To be honest, it was a relief to have an excuse to leave the table. There were too many American accents within earshot for me to take the call anywhere else but outside.
‘Be back in five,’ I told Jeane, who didn’t look up or nod or in any way acknowledge that she knew I was still there.
29
I couldn’t believe it when Michael just got up and, like, left. This was the biggest day of my life. The most amazing thing that had ever happened to me and I’d been lucky enough to have quite a few amazing things happen to me over the last two years, but this was the most amazing thing yet. It was totes AMAZE-ing and Michael couldn’t even be bothered to say, ‘Well done,’ or, ‘Hey, congrats.’
He’d been in a mood ever since we’d arrived in Greenpoint. Probably because he’d wanted to stay in Manhattan and do something naff and touristy like have brunch at, I don’t know, The Four Seasons. But the first evening in New York, I gave him the tourist experience, and yesterday I’d been stressed like I’d never been stressed before and so I wanted half a day to scout round Brooklyn and photograph interesting-looking people and check out the vintage shops, so sue me.
There were times when Michael could be kind and considerate and the head boy of my heart and then there were other times when he could be an absolute dick. He also wasn’t back in five, so
after twenty minutes of having to sit on my own and getting too many coffee refills because there was still a massive queue of people waiting for a table and they were all staring pointedly at me, I paid the bill and went outside to find Michael squatting against a wall and still on his phone.
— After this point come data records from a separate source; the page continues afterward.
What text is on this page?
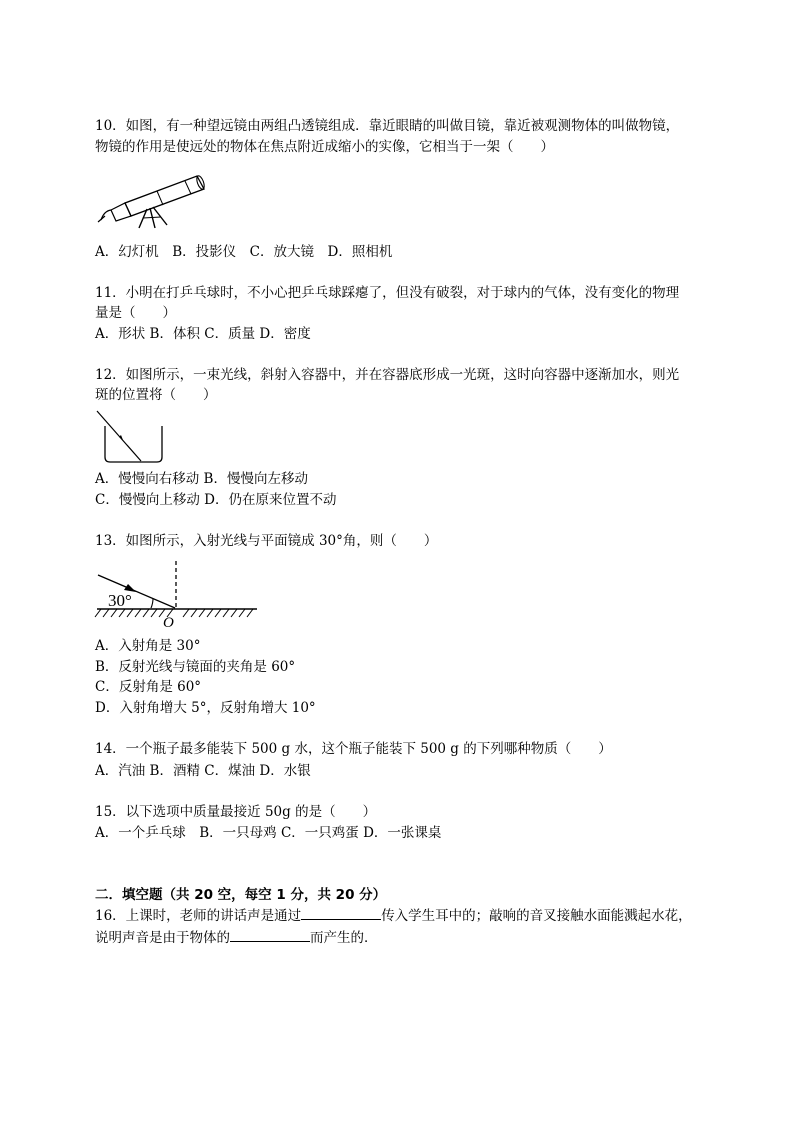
10．如图，有一种望远镜由两组凸透镜组成．靠近眼睛的叫做目镜，靠近被观测物体的叫做物镜，
物镜的作用是使远处的物体在焦点附近成缩小的实像，它相当于一架（　　）
A．幻灯机　B．投影仪　C．放大镜　D．照相机
11．小明在打乒乓球时，不小心把乒乓球踩瘪了，但没有破裂，对于球内的气体，没有变化的物理
量是（　　）
A．形状 B．体积 C．质量 D．密度
12．如图所示，一束光线，斜射入容器中，并在容器底形成一光斑，这时向容器中逐渐加水，则光
斑的位置将（　　）
A．慢慢向右移动 B．慢慢向左移动
C．慢慢向上移动 D．仍在原来位置不动
13．如图所示，入射光线与平面镜成 30°角，则（　　）
30°
O
A．入射角是 30°
B．反射光线与镜面的夹角是 60°
C．反射角是 60°
D．入射角增大 5°，反射角增大 10°
14．一个瓶子最多能装下 500 g 水，这个瓶子能装下 500 g 的下列哪种物质（　　）
A．汽油 B．酒精 C．煤油 D．水银
15．以下选项中质量最接近 50g 的是（　　）
A．一个乒乓球　B．一只母鸡 C．一只鸡蛋 D．一张课桌
二．填空题（共 20 空，每空 1 分，共 20 分）
16．上课时，老师的讲话声是通过	传入学生耳中的；敲响的音叉接触水面能溅起水花，
说明声音是由于物体的	而产生的．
I stood over him with my hands on my hips until he looked up. ‘My mum,’ he mouthed. ‘She knows I’m in New York.’
Whoop-de-do. So he was in New York and not in Manchester. He’d get grounded and suffer a very boring lecture about responsibility and not telling lies and being a role model to his younger sisters. It was hardly a matter of life and death. Perspective: he really needed to get some.
I didn’t have a chance to tell Michael that because he was still on the phone and furrowing his brow and saying he was sorry again and again and acting like he had the weight of the world on his shoulders. Which, not even.
Eventually he finished, slowly stood up and hunched his shoulders inside his hoodie. ‘I am in so much trouble,’ he said in a forlorn voice. ‘You put a picture up on Twitter of us last night, didn’t you?’
‘What?’ I snapped. I hadn’t even checked Twitter this morning – I’d been too busy emailing Oona who was anxious to lock me down for the Tokyo conference. ‘As if I’d do anything as stupid as tweet a picture of the two of us together, never mind in New York. Why would I even do that?’
‘I don’t know, why would you?’ Michael snapped back, and then he went into a long convoluted story about how Sanjit, the friend he was meant to be staying with at Manchester University, had a sister the same age as Melly and this stupid little sister had had a sleepover and when Michael’s mum had collected her from said sleepover at some horribly early hour and asked after Sanjit, his mum said he was in Leeds to meet his girlfriend’s parents.